Shawn Mall brings more than 15 years of technical experience to his current role. As an enterprise architect, Mall helps clients develop data center and cloud solutions that meet both business and technical requirements. Mall’s broad technical background consists of strong routing, switching, multiprotocol label switching (MPLS), software defined networking (SDN), VPN, firewalls, intrusion prevention systems (IPS), content filtering, tap and aggregation, VMware, NSX, Cisco Application Centric Infrastructure (ACI) and Amazon Web Services (AWS).
Reducing Risk in the Cloud: What You Should be Thinking About
A few years ago, companies were starting to explore what the cloud was, what it could do, and how it could save them money. Today, companies are adopting cloud computing faster than ever. Developers love having the ability to enter a credit card number and be up and running on an application or program in minutes – without having to wait for IT to provide the software or hardware they may need.
However, this on-demand access provides its own challenges. Now that anyone can spin up a private cloud (for development or production), the process of deploying a tangible application is outpacing the implementation of security controls, and increasing risk for your organization. The sheer speed at which someone can build an application in the cloud and generate volumes of data is incredible. The same goes for companies who use software as a service to protect their data. This is why it is so important to implement the same controls in the cloud that you would in your own data center.
Organizations are looking for equal (or better) controls, visibility, and protection in the cloud as their traditional network. But the biggest challenge is understanding what is out there to help mirror, or enhance the security posture in the cloud since the approach is different. The entire cloud landscape doesn’t fit the traditional mold of data center security, and requires out-of-the-box thinking on how it should be implemented. Some simple questions to ask at any stage of cloud deployment are:
• What is the worst that could happen if my application or its data is lost or stolen?

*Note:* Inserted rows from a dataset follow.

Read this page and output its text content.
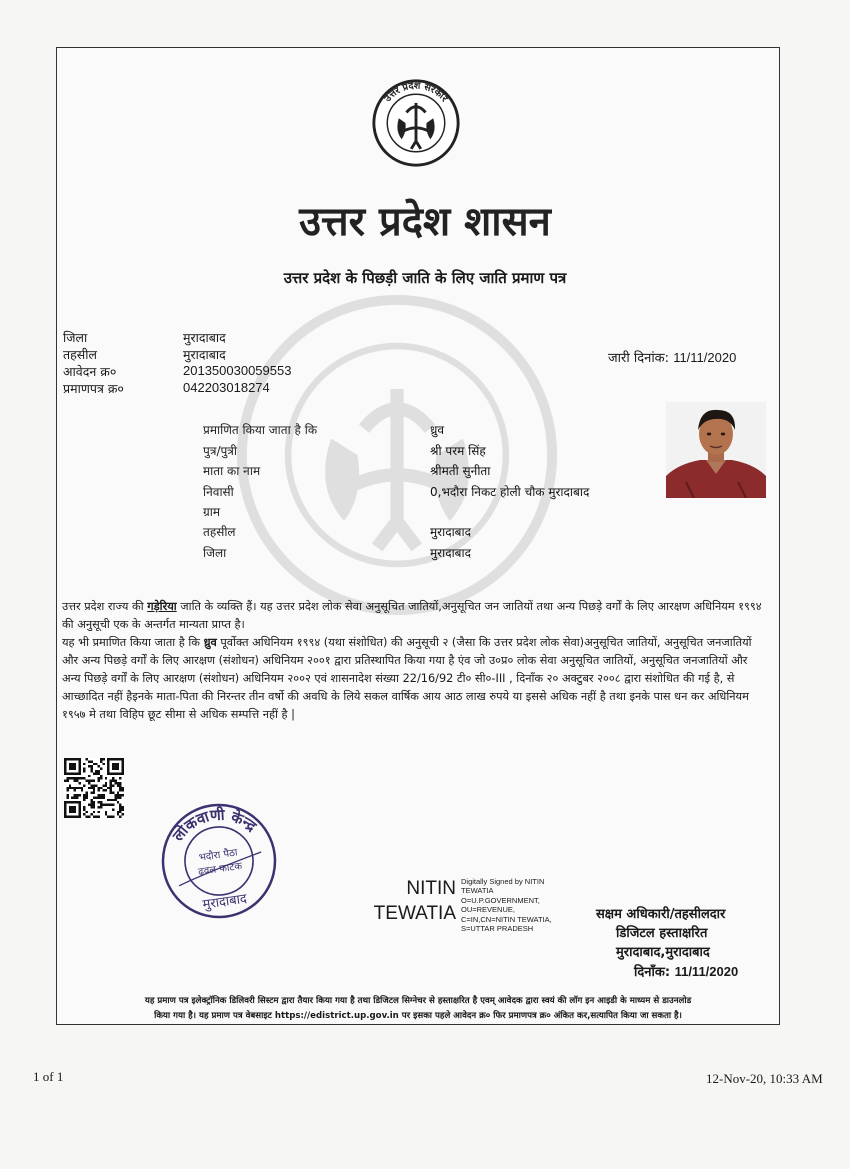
उत्तर प्रदेश सरकार
उत्तर प्रदेश शासन
उत्तर प्रदेश के पिछड़ी जाति के लिए जाति प्रमाण पत्र
जिला	मुरादाबाद
तहसील	मुरादाबाद
आवेदन क्र०	201350030059553
प्रमाणपत्र क्र०	042203018274
जारी दिनांक: 11/11/2020
प्रमाणित किया जाता है कि	ध्रुव
पुत्र/पुत्री	श्री परम सिंह
माता का नाम	श्रीमती सुनीता
निवासी	0,भदौरा निकट होली चौक मुरादाबाद
ग्राम
तहसील	मुरादाबाद
जिला	मुरादाबाद
उत्तर प्रदेश राज्य की गड़ेरिया जाति के व्यक्ति हैं। यह उत्तर प्रदेश लोक सेवा अनुसूचित जातियों,अनुसूचित जन जातियों तथा अन्य पिछड़े वर्गों के लिए आरक्षण अधिनियम १९९४ की अनुसूची एक के अन्तर्गत मान्यता प्राप्त है।
यह भी प्रमाणित किया जाता है कि ध्रुव पूर्वोक्त अधिनियम १९९४ (यथा संशोधित) की अनुसूची २ (जैसा कि उत्तर प्रदेश लोक सेवा)अनुसूचित जातियों, अनुसूचित जनजातियों और अन्य पिछड़े वर्गों के लिए आरक्षण (संशोधन) अधिनियम २००१ द्वारा प्रतिस्थापित किया गया है एंव जो उ०प्र० लोक सेवा अनुसूचित जातियों, अनुसूचित जनजातियों और अन्य पिछड़े वर्गों के लिए आरक्षण (संशोधन) अधिनियम २००२ एवं शासनादेश संख्या 22/16/92 टी० सी०-III , दिनाँक २० अक्टुबर २००८ द्वारा संशोधित की गई है, से आच्छादित नहीं हैइनके माता-पिता की निरन्तर तीन वर्षो की अवधि के लिये सकल वार्षिक आय आठ लाख रुपये या इससे अधिक नहीं है तथा इनके पास धन कर अधिनियम १९५७ मे तथा विहिप छूट सीमा से अधिक सम्पत्ति नहीं है |
लोकवाणी केन्द्र
भदौरा पैठा
ढवल फाटक
मुरादाबाद
NITIN
TEWATIA
Digitally Signed by NITIN
TEWATIA
O=U.P.GOVERNMENT,
OU=REVENUE,
C=IN,CN=NITIN TEWATIA,
S=UTTAR PRADESH
सक्षम अधिकारी/तहसीलदार
डिजिटल हस्ताक्षरित
मुरादाबाद,मुरादाबाद
दिनाँक: 11/11/2020
यह प्रमाण पत्र इलेक्ट्रॉनिक डिलिवरी सिस्टम द्वारा तैयार किया गया है तथा डिजिटल सिग्नेचर से हस्ताक्षरित है एवम् आवेदक द्वारा स्वयं की लॉग इन आइडी के माध्यम से डाउनलोड
किया गया है। यह प्रमाण पत्र वेबसाइट https://edistrict.up.gov.in पर इसका पहले आवेदन क्र० फिर प्रमाणपत्र क्र० अंकित कर,सत्यापित किया जा सकता है।
1 of 1	12-Nov-20, 10:33 AM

• What applications or data should I move to the cloud (it doesn’t always make sense to move everything)?
• What is our organization responsible for in the cloud?
• What is the cloud/service provider responsible for?
• How can our organization mitigate risks in the cloud?
It is also critical to place controls on the cloud services since their accessibility makes them an easy target. You need to know who is doing what, when they are doing it, and where they are doing it from in order to control the environment (i.e. Susie lives in San Francisco but was just accessing the corporate Box account from China). There are products that can simplify provisioning of user accounts and allow you to better audit who has access to what, using federated access control. You can also setup API proxies that can watch/block/allow all calls being made to your cloud provider or session recordings to replay what an admin (think Snowden) or developer was doing at a time in question.
Lastly, you should automate as much as you can. With the advancements in cloud automation and provisioning, there are numerous opportunities to add security to the process. I would argue there should be very few excuses for not baking security into a solution. Once you automate the security processes into your automation center, security becomes more efficient and predictable and also increases time to deployment and reduces human error.
Following these guidelines can help to reduce your risk in the cloud.